Vaz is also alleged to have told the escorts to bring the party drug known as ‘poppers’ and is also quoted as discussing the possibility of paying for cocaine at a future meeting, but added that he would not take the drug himself. Vaz has recommended that Tim Loughton MP, a senior Conservative party member, chair the panel’s proceedings before an election of a new chair can take place.

“After speaking to the House authorities, I will formally tender my resignation to Mr Speaker so that it coincides with the timetable for the election of other committee chairs, such as the Brexit Committee; Culture, Media and Sport; and Science and Technology, so that the elections can take place together,” the statement said.

He still faces the prospect of a possible investigation by the House of Commons’ watchdog over the tabloid allegations after he was referred to the UK’s Parliamentary Commissioner for Standards, Kathryn Hudson, by Conservative MP Andrew Bridgen on Monday.

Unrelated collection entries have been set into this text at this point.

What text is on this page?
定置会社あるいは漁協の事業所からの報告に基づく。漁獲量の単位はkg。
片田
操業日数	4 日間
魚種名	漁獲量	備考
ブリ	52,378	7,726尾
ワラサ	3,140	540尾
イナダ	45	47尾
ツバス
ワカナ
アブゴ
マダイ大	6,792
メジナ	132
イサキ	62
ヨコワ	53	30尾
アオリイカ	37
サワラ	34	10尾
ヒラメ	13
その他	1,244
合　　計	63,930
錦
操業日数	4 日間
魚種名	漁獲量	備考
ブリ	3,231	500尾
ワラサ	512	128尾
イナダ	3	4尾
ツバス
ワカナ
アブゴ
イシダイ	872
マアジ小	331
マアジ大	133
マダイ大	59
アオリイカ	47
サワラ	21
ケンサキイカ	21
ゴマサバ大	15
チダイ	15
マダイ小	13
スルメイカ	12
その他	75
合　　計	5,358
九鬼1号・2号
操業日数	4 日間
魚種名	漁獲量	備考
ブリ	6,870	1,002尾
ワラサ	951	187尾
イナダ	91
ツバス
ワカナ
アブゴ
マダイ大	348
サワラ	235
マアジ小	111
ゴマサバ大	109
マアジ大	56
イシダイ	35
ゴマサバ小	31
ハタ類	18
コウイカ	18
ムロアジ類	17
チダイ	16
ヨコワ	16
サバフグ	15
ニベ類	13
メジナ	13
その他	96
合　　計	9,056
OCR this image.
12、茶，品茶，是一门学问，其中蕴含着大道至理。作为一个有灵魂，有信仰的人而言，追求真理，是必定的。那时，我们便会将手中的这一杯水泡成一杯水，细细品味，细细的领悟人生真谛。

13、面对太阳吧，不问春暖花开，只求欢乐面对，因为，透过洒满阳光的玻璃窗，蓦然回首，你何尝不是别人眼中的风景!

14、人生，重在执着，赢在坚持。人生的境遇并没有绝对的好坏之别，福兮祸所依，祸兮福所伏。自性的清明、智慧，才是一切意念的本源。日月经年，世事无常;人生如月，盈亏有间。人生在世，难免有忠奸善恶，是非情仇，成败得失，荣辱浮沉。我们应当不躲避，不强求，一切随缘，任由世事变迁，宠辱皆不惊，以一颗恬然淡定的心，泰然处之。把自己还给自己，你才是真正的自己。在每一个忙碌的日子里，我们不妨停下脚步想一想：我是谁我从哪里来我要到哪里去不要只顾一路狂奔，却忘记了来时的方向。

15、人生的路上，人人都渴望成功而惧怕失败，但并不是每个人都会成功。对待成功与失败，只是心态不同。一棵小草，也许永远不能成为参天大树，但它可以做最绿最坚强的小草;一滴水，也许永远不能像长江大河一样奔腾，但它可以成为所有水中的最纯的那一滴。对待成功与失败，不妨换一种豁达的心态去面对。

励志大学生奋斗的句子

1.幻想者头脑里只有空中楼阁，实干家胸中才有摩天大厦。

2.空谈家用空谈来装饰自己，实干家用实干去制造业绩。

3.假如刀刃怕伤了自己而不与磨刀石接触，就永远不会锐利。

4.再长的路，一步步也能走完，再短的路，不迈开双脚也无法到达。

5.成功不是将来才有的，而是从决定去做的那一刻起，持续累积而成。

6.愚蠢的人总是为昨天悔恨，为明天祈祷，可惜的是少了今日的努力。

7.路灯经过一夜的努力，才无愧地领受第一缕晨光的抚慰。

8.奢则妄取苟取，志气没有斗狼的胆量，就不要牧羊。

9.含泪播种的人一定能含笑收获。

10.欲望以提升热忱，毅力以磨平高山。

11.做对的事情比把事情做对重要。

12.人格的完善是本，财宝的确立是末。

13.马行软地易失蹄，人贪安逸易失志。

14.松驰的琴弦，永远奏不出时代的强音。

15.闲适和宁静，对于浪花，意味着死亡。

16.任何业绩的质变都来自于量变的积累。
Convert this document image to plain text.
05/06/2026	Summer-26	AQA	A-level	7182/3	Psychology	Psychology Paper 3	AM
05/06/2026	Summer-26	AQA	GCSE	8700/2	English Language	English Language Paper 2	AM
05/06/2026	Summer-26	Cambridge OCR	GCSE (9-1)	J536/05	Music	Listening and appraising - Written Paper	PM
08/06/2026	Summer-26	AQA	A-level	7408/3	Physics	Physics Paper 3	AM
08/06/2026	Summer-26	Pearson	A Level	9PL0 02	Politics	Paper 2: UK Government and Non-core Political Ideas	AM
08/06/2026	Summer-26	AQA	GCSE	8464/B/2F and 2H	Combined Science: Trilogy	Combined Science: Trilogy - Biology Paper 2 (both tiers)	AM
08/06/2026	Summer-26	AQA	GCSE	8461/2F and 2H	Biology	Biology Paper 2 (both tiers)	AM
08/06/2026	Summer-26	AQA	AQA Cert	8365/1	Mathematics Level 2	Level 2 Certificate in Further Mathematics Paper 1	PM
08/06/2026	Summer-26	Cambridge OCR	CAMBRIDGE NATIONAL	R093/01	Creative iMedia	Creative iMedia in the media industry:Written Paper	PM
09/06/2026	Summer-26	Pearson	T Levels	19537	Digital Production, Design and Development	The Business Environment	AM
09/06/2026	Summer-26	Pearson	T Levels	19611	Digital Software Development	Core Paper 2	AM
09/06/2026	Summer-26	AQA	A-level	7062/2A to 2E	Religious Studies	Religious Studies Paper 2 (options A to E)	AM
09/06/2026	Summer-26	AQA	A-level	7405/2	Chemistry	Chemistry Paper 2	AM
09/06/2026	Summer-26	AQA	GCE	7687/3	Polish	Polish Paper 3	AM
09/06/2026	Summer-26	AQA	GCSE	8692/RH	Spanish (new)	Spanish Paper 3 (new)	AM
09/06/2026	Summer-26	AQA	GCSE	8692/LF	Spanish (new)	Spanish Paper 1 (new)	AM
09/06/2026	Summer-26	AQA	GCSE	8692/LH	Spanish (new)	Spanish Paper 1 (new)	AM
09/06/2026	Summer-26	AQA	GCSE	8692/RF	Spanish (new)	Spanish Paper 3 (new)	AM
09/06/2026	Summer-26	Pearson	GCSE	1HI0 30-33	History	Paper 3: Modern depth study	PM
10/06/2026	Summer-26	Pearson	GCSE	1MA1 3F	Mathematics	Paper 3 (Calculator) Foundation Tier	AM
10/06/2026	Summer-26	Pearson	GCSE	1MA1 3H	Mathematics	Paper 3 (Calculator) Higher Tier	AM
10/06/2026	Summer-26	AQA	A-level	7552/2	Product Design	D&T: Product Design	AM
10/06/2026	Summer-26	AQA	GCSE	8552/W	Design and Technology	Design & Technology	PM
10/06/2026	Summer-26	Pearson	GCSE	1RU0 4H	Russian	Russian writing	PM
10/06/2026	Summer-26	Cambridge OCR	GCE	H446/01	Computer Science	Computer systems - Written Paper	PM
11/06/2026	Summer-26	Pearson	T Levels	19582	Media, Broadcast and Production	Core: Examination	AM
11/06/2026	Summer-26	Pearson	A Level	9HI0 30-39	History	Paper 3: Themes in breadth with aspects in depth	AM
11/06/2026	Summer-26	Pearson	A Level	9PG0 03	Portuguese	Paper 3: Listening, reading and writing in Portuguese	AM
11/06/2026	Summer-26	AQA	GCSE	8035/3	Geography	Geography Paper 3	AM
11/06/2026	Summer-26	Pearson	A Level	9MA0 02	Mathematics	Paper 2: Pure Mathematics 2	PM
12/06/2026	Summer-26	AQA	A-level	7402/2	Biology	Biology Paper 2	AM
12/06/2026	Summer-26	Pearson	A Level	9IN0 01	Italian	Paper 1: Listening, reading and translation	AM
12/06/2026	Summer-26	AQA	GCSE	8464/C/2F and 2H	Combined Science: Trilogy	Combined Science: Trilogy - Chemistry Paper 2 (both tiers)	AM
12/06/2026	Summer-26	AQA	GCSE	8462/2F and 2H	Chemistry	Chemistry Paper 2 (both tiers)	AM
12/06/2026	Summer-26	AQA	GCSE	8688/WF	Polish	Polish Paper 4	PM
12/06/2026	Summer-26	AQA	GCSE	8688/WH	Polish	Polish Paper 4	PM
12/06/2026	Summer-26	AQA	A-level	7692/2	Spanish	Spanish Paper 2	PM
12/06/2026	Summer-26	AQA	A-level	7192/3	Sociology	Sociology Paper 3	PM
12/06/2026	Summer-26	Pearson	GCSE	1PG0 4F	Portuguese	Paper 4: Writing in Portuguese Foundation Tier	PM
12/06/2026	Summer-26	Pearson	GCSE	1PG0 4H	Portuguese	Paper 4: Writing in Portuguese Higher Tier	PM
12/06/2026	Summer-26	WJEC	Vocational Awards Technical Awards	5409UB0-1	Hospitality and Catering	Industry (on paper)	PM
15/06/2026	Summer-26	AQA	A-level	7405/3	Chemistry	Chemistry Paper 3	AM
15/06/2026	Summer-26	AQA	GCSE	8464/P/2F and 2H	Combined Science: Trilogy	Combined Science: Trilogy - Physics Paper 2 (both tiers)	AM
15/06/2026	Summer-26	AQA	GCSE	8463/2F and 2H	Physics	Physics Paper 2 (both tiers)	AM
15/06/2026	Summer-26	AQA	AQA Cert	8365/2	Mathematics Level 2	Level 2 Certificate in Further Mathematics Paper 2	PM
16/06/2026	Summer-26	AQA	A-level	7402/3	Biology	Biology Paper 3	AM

Vaz – who was born to Goan parents in Aden, Yemen, in 1956 and went on to study law at the Cambridge University – has been a Labour party MP from Leicester East since 1987 and served as minister for Europe in former Prime Minister Tony Blair’s cabinet, becoming the first Indian-origin minister to occupy a senior cabinet portfolio at the time.

The Labour party, meanwhile, seems to be standing by Vaz, with party leader Jeremy Corbyn indicating that there is no need for him to stand down from the party. Corbyn said: “Well, he hasn’t committed any crime that I know of. As far as I’m aware, it is a private matter, and I will obviously be talking to Keith.”